Feeder cattle receipts at the Springfield, Missouri Livestock Marketing Center totaled 1999 head on Wednesday. Demand was good for a moderate supply. There were several fleshy, fall calves along with wean-vaccinated calves and yearlings. Feeder steers medium and large 1 averaging 573 pounds traded at 211.63 per hundredweight. 564 pound heifers averaged 184.92.

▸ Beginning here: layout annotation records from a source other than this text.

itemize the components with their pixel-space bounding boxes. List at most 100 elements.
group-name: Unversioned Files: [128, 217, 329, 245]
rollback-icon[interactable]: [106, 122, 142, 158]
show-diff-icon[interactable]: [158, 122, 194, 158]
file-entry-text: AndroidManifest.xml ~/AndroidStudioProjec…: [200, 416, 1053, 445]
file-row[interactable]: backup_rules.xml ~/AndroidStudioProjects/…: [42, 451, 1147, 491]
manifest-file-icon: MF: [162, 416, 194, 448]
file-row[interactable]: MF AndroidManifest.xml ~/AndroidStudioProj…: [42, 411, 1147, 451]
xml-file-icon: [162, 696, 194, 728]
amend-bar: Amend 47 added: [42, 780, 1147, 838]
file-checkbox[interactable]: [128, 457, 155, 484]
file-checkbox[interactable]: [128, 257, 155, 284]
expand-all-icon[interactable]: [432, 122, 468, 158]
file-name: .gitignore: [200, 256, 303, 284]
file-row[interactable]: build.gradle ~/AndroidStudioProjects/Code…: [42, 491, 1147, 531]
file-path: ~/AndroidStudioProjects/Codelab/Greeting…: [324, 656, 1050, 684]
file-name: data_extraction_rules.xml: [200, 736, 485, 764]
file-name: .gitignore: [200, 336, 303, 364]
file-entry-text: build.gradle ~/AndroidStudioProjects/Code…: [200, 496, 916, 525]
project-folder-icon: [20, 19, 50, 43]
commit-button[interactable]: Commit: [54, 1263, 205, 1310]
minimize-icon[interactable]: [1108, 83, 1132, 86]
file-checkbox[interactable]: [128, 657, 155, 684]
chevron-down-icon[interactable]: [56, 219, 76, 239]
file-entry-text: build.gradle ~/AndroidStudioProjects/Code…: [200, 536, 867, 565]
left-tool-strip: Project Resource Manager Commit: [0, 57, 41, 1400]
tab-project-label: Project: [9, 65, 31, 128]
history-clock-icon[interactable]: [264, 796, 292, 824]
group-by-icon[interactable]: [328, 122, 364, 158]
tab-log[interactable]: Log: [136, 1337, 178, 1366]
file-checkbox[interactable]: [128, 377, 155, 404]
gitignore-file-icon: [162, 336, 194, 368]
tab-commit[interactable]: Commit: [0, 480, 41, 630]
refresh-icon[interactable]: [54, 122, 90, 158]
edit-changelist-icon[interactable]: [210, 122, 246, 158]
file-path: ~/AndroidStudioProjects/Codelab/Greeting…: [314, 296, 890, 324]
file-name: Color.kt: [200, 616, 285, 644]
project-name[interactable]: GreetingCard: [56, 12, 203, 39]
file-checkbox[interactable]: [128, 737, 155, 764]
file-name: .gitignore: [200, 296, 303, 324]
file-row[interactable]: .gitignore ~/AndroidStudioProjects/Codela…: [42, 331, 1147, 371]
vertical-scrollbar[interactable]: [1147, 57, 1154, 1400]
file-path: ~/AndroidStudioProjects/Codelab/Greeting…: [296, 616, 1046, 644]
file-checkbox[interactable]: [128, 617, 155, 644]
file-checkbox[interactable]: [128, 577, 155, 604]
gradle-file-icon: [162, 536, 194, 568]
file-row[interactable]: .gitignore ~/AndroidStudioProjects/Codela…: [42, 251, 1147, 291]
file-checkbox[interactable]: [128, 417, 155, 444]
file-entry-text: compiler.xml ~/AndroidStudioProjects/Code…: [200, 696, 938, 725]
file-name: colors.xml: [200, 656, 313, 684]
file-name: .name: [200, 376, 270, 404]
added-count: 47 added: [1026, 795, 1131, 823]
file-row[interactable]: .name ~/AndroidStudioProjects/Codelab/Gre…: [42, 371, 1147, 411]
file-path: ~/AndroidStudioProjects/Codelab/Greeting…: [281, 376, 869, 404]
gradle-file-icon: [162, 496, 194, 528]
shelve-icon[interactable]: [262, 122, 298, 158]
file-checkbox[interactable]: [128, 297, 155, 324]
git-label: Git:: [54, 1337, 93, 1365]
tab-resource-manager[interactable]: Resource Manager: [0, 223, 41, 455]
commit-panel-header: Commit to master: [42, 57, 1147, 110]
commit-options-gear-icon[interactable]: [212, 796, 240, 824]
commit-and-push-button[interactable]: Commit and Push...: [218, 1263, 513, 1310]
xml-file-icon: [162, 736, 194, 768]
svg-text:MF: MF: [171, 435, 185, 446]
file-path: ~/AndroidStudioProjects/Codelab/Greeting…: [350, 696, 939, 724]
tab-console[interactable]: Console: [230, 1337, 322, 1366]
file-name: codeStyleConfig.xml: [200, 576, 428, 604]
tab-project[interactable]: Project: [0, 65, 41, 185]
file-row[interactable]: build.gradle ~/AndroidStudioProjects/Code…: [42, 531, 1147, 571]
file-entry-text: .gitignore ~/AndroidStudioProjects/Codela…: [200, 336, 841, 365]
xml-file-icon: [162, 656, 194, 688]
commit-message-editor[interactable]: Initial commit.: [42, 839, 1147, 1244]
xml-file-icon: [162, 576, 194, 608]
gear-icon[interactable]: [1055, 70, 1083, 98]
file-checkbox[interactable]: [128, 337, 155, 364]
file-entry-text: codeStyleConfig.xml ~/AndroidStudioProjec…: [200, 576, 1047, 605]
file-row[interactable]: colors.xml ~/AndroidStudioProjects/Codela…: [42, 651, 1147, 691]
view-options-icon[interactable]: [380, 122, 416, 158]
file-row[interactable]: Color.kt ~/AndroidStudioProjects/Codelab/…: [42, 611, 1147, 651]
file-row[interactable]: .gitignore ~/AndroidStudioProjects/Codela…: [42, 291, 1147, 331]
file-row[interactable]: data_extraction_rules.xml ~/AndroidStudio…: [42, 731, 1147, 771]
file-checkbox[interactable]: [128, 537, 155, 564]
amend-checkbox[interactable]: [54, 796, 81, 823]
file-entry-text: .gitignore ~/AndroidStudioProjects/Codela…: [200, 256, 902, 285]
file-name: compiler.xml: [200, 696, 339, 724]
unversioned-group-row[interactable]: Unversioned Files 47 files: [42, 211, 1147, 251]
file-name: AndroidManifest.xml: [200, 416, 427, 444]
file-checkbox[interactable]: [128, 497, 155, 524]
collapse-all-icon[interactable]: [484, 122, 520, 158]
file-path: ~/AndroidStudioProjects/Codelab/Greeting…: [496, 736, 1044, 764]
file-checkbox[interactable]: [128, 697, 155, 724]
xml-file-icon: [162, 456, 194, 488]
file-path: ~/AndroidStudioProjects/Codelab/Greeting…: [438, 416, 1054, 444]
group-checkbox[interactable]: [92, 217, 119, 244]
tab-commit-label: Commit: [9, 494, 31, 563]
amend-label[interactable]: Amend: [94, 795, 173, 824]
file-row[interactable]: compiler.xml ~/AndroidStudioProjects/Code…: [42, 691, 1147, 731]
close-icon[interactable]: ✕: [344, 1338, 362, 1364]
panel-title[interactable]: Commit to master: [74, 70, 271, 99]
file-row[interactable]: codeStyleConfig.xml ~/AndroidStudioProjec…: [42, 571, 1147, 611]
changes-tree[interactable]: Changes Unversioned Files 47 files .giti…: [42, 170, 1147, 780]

Lean hogs settled 2.75 higher to 1.45 lower in a wild ride, as futures contracts traded in a wide range. Uncertainty in the cash market direction and traders trying to peg when supply shortness will have the greatest impact caused significant volatility through the market. The fall and winter futures saw the triple digit gains. April hogs settled .65 higher at 124.90, and June was down 1.45 at 130.80. October saw the greatest gain, up 2.75 at 103.00.

Barrows and gilts in the Iowa/Minnesota direct trade closed 3.09 higher with a weighted average of 125.79 on a carcass basis. Live negotiated prices were 2.27 higher from 86.00 to 97.75. Western hogs were up 3.05 at 125.73 and in the East was 1.94 higher at 117.00. Missouri direct base carcass meat price was steady from 111.00 to 115.00. Terminal markets were steady to 3.00 higher from 82.00 to 87.00 live.

The pork carcass cutout value was .63 higher at 131.26 FOB plant.

Iowa barrows and gilts averaged 283 pounds last week, .9 pound heavier than the prior week and 6 pounds larger than the same period in 2013.

The Thursday hog slaughter was estimated at 413,000 head, 7,000 greater than last week, but 13,000 head less than 2013.